Why NPS plans to more assertively manage FX in 2021

The South Korean public pension fund aims to come up with new regulations before the end of 2020 so that it can have more trading tools available for currency management.
Why NPS plans to more assertively manage FX in 2021

South Korea’s National Pension Service (NPS) is planning to revise rules to relax the use of currency trading tools before the end of the year as it steps up its overseas investment push. It is also building its own environmental, social, and governance (ESG) research capabilities for domestic assets.  

Following a fund management committee meeting chaired by the Ministry of Health and Welfare held in Seoul on October 30, the South Korean pension fund announced that it plans to manage the currency composition of its overseas assets more actively to respond to exchange rate fluctuations given its rising foreign investments. 

NPS, which has $625.86 billion under management as of June 30, said in July that it would seek to invest 55% of its assets into overseas assets by 2025, up from its former target of 50% by 2024. 
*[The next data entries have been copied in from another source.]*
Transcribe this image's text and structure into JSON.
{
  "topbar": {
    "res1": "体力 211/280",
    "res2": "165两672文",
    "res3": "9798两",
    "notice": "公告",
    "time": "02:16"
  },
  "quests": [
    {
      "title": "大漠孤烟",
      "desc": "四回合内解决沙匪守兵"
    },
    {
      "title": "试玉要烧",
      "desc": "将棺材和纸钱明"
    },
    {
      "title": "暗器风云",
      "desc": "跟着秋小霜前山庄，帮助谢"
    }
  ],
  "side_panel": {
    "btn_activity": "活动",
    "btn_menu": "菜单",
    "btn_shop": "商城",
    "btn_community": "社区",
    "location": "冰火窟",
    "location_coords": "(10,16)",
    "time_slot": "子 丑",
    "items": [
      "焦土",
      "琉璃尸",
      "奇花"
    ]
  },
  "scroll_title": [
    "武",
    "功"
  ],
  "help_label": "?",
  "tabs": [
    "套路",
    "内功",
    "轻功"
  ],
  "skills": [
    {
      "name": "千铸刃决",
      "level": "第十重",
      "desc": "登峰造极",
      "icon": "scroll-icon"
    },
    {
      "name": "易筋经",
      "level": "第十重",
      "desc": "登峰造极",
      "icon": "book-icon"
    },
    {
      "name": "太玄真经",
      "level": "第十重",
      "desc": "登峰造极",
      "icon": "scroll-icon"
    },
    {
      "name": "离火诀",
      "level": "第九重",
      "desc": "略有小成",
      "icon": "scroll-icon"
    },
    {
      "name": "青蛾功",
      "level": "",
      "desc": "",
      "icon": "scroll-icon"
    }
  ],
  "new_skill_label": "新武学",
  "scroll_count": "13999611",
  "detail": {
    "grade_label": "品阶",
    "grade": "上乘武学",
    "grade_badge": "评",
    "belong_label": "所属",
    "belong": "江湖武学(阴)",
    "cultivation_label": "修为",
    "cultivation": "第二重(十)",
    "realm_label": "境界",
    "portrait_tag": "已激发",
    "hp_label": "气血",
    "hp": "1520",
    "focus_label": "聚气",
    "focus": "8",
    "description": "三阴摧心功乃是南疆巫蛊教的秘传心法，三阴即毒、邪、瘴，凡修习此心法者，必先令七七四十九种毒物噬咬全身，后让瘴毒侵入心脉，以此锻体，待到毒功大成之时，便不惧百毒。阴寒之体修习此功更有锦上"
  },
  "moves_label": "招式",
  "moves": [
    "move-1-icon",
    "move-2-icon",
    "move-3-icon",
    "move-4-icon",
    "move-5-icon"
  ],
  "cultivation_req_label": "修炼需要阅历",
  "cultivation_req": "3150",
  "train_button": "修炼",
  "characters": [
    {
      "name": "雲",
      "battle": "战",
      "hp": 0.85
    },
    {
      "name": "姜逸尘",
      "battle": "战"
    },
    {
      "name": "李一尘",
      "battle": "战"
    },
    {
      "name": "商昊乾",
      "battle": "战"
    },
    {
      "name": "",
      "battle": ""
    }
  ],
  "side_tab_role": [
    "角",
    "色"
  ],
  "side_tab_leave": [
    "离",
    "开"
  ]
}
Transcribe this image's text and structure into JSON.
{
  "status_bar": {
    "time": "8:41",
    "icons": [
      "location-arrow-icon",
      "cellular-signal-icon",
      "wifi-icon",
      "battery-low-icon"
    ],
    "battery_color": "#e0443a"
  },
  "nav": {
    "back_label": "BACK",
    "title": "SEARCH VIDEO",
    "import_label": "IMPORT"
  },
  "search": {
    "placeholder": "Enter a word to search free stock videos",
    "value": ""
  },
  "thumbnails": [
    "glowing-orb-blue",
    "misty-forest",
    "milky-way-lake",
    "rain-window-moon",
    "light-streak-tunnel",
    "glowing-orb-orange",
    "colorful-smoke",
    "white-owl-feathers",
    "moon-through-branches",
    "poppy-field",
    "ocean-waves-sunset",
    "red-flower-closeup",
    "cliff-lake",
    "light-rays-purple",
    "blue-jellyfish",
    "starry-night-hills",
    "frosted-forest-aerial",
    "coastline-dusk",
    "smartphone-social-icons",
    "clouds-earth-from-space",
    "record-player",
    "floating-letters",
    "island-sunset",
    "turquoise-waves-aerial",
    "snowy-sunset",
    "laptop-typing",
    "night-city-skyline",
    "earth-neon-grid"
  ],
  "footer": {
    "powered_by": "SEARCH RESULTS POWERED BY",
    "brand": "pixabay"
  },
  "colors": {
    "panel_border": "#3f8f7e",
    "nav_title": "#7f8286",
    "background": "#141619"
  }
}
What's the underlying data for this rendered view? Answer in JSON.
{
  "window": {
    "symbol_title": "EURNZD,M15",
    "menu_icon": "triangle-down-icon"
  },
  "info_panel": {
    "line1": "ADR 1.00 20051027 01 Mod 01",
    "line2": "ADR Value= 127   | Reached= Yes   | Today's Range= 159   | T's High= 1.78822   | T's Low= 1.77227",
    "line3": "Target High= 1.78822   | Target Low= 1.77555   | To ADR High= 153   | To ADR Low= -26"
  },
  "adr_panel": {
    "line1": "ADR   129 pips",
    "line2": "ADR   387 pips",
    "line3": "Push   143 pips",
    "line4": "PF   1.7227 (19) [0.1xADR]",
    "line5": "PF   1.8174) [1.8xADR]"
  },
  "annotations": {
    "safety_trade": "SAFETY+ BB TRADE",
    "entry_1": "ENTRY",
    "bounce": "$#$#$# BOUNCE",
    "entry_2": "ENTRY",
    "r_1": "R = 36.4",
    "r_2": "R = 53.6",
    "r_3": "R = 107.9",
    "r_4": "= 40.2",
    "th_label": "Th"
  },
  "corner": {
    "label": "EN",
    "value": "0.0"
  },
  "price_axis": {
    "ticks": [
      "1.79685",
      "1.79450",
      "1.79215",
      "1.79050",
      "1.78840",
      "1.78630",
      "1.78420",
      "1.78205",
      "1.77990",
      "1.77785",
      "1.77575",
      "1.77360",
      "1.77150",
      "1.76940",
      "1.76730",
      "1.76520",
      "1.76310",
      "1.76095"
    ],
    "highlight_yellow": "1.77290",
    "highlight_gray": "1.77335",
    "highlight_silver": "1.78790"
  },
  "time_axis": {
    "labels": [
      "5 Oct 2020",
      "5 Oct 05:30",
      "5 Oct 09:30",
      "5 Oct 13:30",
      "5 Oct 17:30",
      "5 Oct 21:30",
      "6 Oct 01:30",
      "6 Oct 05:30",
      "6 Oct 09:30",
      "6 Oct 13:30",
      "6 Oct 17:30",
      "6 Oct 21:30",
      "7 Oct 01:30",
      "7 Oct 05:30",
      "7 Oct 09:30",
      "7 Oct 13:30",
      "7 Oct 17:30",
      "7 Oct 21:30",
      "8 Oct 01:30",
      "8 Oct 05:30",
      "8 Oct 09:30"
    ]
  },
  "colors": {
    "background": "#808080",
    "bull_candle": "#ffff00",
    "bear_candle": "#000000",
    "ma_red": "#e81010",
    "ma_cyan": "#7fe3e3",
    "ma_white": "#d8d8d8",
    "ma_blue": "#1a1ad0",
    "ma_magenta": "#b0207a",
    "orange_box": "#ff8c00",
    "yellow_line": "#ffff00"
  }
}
A spokeswoman at NPS told AsianInvestor the asset owner will set out new regulations to expand the trading tools available to implement active currency management strategies under the revised foreign exchange policy. The pension fund’s management committee has already approved the policy, but it has yet to be officially disclosed by the Ministry of Health and Welfare, she said.

“Currently, we can use some tools such as currency swaps and forwards for foreign exchange management. However, the use of derivatives is limited to some specific purpose or conditions such as hedging,” she said, declining to comment on which trading tools are under considerations in the expanded scope.

NPS is hoping to establish the regulations this year. However, it cannot guarantee that the rules will be ready by the end of this year, she added.

The Korean asset owner has expanded its overseas investment rapidly in recent years, and the need to manage its foreign exchange risks more effectively has become urgent. In particular, currency fluctuations can have a sizeable impact on the fund’s total return, she explained. The committee has decided on some of the tactical considerations involving active currency management, she added.

“Examples of tighter management can include an increase in [the holding of] safe currencies such as the US dollar and the Swiss franc in the event of financial market instability and a decrease in volatile currencies in the case of temporary events such as Brexit,” Business Korea quoted the NPS on November 2. The spokeswoman confirmed the accuracy of the report.


Ahn Hyo-joon

NPS's desire to ease the rules by which is manages its FX exposures make sense, in light of recent announcemeents. 

The pension fund said last month that it had extended the term of its chief investment officer, Ahn Hyo-joon, for one more year until October of 2021. The move is seen as an indication that the NPS will continue to expand its cross-border efforts.

Indeed, APG Asset Management of the Netherlands and NPS, which are two of the world’s biggest retirement funds, recently struck a landmark partnership under which they will jointly invest globally in large infrastructure and real estate projects.

The two funds had initiated the tie-up to improve their access to major real asset transactions, increase their bargaining power, reduce investment costs and, ultimately, improve investment returns, Ahn and a senior executive at APG Group said last month in a video call.

The CIO has made progress in enhancing NPS’s international investment capabilities and expanded the fund’s network with market leaders, the NPS spokeswoman said.

NPS is planning to raise its alternative investments to 15% of its portfolio by 2025, including domestic and overseas assets. As of the end of August, NPS’s alternative investment assets account for 12% of the fund’s total assets, valued at W92 trillion ($82.5 billion), she added.


NPS is also seen as becoming more proactive and vocal on ESG matters. Late last month, NPS said it would oppose LG Chem’s plan to separate its battery business into a new company, citing concerns about erosion of shareholder value.

LG Chem, an electric car battery supplier for Tesla and General Motors, was planning to separate the business as the electric vehicle market takes off. NPS was the second-largest shareholder of LG Chem with a 9.96% stake as of end-June.

The spokeswoman did not comment on NPS’s reaction to LG Chem’s business plan. However, she said that the fund is building up its internal research to look into ESG factors for domestic equity assets.

Under an action plan approved by the fund management committee in November 2019, NPS will phase out assets in the portfolio that do not meet the pension fund’s ESG standards, she said.

The Korean pension fund is also preparing a way to reinforce impact investing on the external management of its funds because responsible investment will be applied to about 50% of its total assets by 2022.